Nuestra Armenia

Andamos tan enfrascados en nuestros problemas que apenas nos percatamos de algunos hechos importantes ocurridos fuera. Uno de ellos ha sido el troceamiento de la región de Nagorno Karabaj, la República de Artsaj. Llega tras la ofensiva lanzada por el Gobierno de Azerbaiyán con el apoyo de Turquía y la abstención primera de Rusia que al final ha corroborado la derrota sin paliativos de los armenios. El asunto, sin embargo, merecía más atención.

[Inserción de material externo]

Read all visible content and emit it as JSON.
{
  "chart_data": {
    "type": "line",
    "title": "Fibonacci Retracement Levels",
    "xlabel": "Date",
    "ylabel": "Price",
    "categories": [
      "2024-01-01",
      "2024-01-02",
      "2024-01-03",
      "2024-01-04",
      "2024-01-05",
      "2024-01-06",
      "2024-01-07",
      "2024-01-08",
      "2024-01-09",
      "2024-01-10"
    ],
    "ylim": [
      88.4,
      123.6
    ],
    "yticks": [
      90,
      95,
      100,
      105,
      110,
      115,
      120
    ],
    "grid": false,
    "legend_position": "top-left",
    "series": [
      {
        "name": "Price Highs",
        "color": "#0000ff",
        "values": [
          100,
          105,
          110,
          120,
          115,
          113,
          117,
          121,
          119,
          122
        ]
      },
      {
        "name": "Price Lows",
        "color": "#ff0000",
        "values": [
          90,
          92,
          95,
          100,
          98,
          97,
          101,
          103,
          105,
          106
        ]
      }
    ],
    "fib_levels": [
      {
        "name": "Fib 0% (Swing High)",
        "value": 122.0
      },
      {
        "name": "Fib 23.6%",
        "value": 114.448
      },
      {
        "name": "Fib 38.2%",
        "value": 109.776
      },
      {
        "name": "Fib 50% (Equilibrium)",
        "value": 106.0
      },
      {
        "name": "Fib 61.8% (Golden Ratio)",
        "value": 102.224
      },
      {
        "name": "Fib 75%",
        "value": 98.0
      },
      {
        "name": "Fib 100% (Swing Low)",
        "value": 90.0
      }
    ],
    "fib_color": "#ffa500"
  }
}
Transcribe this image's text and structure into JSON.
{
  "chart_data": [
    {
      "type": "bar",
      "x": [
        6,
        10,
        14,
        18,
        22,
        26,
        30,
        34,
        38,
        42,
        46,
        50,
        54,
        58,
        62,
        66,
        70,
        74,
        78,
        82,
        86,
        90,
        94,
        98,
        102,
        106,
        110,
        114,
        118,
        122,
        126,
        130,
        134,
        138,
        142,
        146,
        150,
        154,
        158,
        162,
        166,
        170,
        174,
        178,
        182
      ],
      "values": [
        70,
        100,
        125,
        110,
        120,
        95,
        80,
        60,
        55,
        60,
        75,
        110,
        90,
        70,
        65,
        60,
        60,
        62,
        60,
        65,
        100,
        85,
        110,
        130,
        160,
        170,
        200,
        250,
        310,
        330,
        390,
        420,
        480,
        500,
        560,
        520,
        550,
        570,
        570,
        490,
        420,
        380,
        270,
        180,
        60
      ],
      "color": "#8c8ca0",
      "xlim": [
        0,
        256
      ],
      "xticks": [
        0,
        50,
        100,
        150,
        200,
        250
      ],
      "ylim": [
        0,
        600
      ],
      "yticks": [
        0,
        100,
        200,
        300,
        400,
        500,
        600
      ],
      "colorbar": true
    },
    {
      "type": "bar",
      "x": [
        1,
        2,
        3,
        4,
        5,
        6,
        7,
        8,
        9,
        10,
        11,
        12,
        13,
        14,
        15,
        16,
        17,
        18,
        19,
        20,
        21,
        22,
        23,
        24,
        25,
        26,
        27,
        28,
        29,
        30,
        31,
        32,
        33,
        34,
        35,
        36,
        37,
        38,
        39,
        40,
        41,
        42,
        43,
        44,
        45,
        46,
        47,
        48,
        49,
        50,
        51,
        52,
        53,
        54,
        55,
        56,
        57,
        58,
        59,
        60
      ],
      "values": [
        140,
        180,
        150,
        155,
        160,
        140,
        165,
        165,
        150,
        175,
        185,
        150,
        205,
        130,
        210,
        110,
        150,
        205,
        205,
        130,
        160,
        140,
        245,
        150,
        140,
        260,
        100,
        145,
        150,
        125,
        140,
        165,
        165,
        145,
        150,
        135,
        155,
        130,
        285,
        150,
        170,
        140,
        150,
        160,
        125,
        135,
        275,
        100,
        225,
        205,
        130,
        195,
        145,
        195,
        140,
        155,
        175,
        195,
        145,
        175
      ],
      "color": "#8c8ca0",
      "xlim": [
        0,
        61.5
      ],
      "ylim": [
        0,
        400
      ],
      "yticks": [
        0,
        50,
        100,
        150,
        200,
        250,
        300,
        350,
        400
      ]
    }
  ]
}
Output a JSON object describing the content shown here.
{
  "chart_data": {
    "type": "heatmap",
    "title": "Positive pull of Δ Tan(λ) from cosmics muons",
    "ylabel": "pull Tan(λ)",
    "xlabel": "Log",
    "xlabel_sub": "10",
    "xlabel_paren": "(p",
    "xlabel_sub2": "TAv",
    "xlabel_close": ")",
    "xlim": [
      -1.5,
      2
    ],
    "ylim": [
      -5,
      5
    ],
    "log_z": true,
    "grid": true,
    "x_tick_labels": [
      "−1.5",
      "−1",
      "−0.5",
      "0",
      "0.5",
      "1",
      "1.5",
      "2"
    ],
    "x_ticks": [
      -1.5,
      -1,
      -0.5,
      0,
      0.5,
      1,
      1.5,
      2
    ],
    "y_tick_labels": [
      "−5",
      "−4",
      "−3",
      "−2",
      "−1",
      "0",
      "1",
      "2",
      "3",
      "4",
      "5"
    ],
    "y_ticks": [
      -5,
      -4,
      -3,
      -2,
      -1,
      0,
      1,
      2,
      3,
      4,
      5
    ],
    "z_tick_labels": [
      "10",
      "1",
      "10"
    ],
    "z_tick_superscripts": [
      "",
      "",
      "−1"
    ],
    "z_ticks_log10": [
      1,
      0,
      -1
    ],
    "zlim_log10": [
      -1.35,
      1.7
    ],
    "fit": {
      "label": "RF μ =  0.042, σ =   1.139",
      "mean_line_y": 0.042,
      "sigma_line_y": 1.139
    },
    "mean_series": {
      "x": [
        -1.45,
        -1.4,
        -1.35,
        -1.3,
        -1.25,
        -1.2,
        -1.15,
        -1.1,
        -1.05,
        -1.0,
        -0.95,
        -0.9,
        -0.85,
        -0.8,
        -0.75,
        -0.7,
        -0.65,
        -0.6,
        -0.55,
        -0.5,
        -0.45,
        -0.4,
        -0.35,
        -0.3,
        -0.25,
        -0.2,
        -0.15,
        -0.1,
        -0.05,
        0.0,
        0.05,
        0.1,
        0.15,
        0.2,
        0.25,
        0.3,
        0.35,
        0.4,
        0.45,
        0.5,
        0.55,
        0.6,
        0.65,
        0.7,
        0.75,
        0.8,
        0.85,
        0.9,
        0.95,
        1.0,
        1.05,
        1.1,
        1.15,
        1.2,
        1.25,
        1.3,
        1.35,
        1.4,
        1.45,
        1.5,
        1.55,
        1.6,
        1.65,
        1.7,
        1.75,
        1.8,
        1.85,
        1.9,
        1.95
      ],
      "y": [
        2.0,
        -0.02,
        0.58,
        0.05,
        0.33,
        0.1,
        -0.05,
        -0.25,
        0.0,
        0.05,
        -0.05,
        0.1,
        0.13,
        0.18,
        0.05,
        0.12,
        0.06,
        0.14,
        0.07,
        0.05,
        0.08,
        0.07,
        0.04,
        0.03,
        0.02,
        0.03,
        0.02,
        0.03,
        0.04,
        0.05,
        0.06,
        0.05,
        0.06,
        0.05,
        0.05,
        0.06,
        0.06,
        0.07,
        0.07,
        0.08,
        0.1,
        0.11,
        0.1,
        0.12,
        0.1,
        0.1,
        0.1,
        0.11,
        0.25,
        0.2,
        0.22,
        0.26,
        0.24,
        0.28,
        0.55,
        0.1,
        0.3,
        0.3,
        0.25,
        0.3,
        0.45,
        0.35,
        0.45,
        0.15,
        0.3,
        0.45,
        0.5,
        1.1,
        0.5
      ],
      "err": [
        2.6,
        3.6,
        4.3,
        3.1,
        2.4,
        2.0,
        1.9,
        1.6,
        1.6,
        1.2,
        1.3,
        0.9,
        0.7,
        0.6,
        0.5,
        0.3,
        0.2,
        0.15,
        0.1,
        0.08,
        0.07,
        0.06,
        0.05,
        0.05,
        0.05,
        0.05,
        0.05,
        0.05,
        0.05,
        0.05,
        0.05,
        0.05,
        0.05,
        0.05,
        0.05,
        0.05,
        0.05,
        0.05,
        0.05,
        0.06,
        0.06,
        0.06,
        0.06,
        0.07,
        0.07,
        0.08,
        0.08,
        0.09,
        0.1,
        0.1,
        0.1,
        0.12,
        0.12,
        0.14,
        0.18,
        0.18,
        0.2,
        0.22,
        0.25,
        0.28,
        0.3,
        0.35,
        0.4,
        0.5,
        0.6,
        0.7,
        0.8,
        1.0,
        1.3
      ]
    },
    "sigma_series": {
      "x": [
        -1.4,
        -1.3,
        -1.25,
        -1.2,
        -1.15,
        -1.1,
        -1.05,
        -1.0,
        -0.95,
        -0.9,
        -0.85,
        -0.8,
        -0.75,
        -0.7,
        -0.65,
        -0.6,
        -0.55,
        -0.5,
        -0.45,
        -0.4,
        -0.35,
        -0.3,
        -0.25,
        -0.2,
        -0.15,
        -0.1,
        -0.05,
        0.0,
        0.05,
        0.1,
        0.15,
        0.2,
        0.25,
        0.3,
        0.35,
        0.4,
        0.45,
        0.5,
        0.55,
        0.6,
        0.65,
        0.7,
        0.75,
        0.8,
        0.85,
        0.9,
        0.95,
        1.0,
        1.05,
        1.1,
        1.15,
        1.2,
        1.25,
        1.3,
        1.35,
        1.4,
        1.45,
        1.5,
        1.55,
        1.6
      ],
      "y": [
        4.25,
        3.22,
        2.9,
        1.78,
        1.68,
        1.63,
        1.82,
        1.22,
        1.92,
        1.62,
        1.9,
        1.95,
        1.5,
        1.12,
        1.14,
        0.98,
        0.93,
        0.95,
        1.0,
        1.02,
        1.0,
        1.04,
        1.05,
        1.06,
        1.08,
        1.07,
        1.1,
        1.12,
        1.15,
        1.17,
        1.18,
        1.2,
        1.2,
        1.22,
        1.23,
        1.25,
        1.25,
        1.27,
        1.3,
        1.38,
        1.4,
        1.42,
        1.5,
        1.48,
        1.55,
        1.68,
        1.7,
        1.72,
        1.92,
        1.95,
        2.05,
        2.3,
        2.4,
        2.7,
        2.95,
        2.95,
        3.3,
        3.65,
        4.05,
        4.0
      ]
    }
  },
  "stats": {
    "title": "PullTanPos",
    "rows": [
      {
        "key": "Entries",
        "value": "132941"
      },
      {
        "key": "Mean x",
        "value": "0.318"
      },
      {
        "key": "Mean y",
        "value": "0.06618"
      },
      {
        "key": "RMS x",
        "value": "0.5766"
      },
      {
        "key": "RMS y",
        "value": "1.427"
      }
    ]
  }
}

Sólo Macron ha salvado la cara de los europeos al denunciar la actitud de Turquía. No basta. El acuerdo obliga a Armenia a retirarse de buena parte del territorio que había recuperado tras la guerra de entre 1992 y 1994, después de sucesivas matanzas sobre la población armenia y un referéndum ganado por los armenios en 1991. La guerra fue brutal, hubo episodios injustificables en ambos lados, pero corroboró la decisión previa. Desde entonces Armenia ha sostenido, con los escasos medios de los que dispone, un territorio amigo que considera una república independiente, aunque no reconocida por nadie. Después de lo ocurrido ahora, no tendrá la menor posibilidad de perpetuar allí una cultura de siglos, la del primer país que hizo del cristianismo su religión de Estado y que sobrevivió al genocidio turco de 1915, cuando los armenios sirvieron de chivo expiatorio al final del imperio otomano. En 1921, el capricho de Stalin desgajó el territorio de Nagorno Karabaj para integrarlo en la República soviética de Azerbaiyán. Ahora Putin patrocina una nueva división del territorio, que queda, como en el caso de la comunicación de la capital Stepanakert con Armenia, al albur de azeríes y yihadistas, con la aquiescencia de un Erdogan que ha resucitado el sueño imperial y con él, de nuevo, el de la aniquilación armenia.

Ya sabemos lo que va a ocurrir. En la guerra se han multiplicado los ataques a la población civil. Tras el éxodo –unas 100.000 personas por ahora-, quedará a disposición de la barbarie un extraordinario legado cultural cristiano. Seguramente desaparecerán sepulturas, cruces, cementerios, e iglesias y monasterios, algunos de ellos muy antiguos, del siglo V, que atestiguan una historia y una voluntad de sobrevivir como se ha dado pocas veces en el mundo.

La Unión Europea no debería ignorar estos hechos, que atañen a un territorio tan europeo, por historia y cultura, como cualquier otro de la UE,   e incluso más. Al menos debería emitir una protesta ante la gravedad del asunto y de lo que puede ocurrir a partir de ahora. Algunos países podrían ir más allá de lo simbólico y reconocer la República de Artsaj. Daría ánimos a los armenios y dificultaría la empresa de hostigamiento que ya habrá empezado. Nuestro país, enfrascado en su propio desmantelamiento, no va a intentar nada. Aun así, podemos soñar con una política exterior coherente con la defensa de los derechos humanos. Al menos debería plantear el asunto, en colaboración con Francia, y esforzarse para que la UE recobre algo de dignidad y los armenios no vuelvan a ser los grandes olvidados de la Historia.